Humanity needed order imposed upon itself and this order has come in the form of The Line. Now there has been plenty of variation on The Line (Henry Ford had a pretty good one in 1913) from the standard single line entry seen at amusement parks to the more varying, and occasionally high anxiety, multiple lining you see in grocery stores (seriously why did they install and then remove the self-checkouts? I’m asking for a friend).
In the early age line innovation was booming with many additions becoming apart of American culture (the velvet rope, no cutsies, have we crossed The Line yet?). But line innovation soon went stagnant, outside of a few isolated cases see Thailand lines. Lines became a utilitarian tool stripped down to achieve the minimum purpose. Bureaucracy takes hold of The Line and now it is a moment of dread. The Line appears in your life everywhere you look from the grocery (BAM Line) to the Apple Store (BOOM Line) to even your daily commute to work (KAPOW Traffic Line).
How to Skip Lost & Found Lines and Send Your Customers Right to the Front
Organizations can’t keep people cooped up in these restricting lines waiting away their lives. Then all of the sudden a revolution hits. Convenience and the customer experience become the standard (thanks Amazon). The sharing economy takes off and even music festivals see a golden age. Once again it becomes a time of innovation and enlightenment so we are looking at you The Line. Many took new and differing perspectives to the imposing order into crowds. Some sought to improve the line amenities, Japan Self Driving Chairs, while even more sought to improve the speed of lines itself, RFID for Events. There are even some pioneers out there that thought why should there be a line at all?
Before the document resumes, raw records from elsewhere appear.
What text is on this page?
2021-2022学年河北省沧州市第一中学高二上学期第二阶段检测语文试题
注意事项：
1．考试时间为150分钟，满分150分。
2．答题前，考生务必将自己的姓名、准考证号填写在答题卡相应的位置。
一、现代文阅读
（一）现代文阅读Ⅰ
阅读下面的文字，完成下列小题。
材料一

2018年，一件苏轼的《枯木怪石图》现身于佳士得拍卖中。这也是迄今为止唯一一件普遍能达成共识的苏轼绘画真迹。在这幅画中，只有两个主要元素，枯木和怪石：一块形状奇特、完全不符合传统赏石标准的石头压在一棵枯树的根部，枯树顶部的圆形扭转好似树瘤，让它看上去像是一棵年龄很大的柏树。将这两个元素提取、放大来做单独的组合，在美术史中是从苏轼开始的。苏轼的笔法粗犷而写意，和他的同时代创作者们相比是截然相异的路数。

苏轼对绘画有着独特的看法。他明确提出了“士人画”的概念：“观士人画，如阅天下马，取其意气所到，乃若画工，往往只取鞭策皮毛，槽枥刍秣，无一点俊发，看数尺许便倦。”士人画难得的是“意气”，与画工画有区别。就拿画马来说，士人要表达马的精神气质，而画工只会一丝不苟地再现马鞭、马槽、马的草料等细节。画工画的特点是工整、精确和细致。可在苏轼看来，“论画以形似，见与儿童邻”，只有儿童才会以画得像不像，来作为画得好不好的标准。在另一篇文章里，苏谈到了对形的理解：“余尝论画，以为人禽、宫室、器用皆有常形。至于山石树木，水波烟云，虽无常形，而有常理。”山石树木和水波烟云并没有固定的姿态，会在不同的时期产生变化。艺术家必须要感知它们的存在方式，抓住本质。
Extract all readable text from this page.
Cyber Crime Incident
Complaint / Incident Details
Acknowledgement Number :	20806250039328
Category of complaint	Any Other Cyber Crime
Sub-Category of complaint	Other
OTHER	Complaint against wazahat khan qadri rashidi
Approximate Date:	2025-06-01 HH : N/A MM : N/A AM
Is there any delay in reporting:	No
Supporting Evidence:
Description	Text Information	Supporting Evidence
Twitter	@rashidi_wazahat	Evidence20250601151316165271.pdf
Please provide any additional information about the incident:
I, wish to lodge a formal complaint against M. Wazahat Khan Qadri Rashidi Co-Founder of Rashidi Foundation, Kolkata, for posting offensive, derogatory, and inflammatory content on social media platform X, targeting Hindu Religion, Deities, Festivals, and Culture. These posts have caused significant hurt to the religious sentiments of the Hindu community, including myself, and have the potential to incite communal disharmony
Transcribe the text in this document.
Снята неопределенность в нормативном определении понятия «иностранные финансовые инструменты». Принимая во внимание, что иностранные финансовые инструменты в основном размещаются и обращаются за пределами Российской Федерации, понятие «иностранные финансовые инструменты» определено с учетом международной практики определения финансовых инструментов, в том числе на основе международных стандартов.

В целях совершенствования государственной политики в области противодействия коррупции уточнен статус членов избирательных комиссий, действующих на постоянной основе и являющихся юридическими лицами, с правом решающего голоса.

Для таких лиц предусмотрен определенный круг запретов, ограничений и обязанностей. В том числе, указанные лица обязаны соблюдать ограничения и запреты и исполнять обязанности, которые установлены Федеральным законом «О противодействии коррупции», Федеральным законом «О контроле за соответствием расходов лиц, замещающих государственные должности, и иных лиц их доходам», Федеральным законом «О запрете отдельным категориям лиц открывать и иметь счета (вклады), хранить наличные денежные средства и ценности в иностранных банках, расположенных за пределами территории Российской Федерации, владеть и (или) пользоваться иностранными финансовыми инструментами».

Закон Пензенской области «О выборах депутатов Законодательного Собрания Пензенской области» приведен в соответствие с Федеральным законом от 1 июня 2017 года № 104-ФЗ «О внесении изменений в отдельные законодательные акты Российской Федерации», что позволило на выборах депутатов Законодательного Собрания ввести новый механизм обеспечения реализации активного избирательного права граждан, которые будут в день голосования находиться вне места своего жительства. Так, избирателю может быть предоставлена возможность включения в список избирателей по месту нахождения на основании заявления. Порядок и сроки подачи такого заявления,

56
From Uber to Starbucks these apps let you skip the line so why can’t that experience permeate elsewhere? Take Lost & Found at a Music Festival for example, you know it’s going to happen. You are overjoyed at seeing your favorite bands, eating some amazing food, and of course heavily drinking (like you went to college in 1999) but suddenly things go sideways after the ole patented pocket pat down (interestingly not patented at all) your wallet is gone. It’s just gone. No idea where it last was. Just Gone.
A moment of stress and anxiety that you never planned for but the situation is certainly not improved by the new massive line between you and the Lost & Found booth. Time begins to tick by, the minutes and hours moving past as you wait hoping for an answer at the end of The Line. The Line is in the way. Think of all of the fun you could be having. You remember the good times, just you and your wallet buying stuff. The Line isn’t helping…
So taking a play out of Starbucks’ book (arguably they took it out of ours since we did this first but that’s really just semantics at this point cause you know they are Starbucks and all…) Crowdfind lets you just skip that line all together. Open up the festival mobile app or go to the festival website and there like a beacon of hope is the Lost & Found. No kidding it’s actually all of the lost and found stuff, right there. Who would think of such a cool… Hey, there’s your wallet!
Queue up (see… Lines) the victory music and start your victory march (Pro Tip: jackets inhibit victory marches). Skip that Line and right to the front.
Reunited and it really does feel so good. Now off to the races back to the Festival!
Line innovation has helped shaped the world as we know it but sometimes you really need to just go past the line all together. So the question is why are you still using The Line?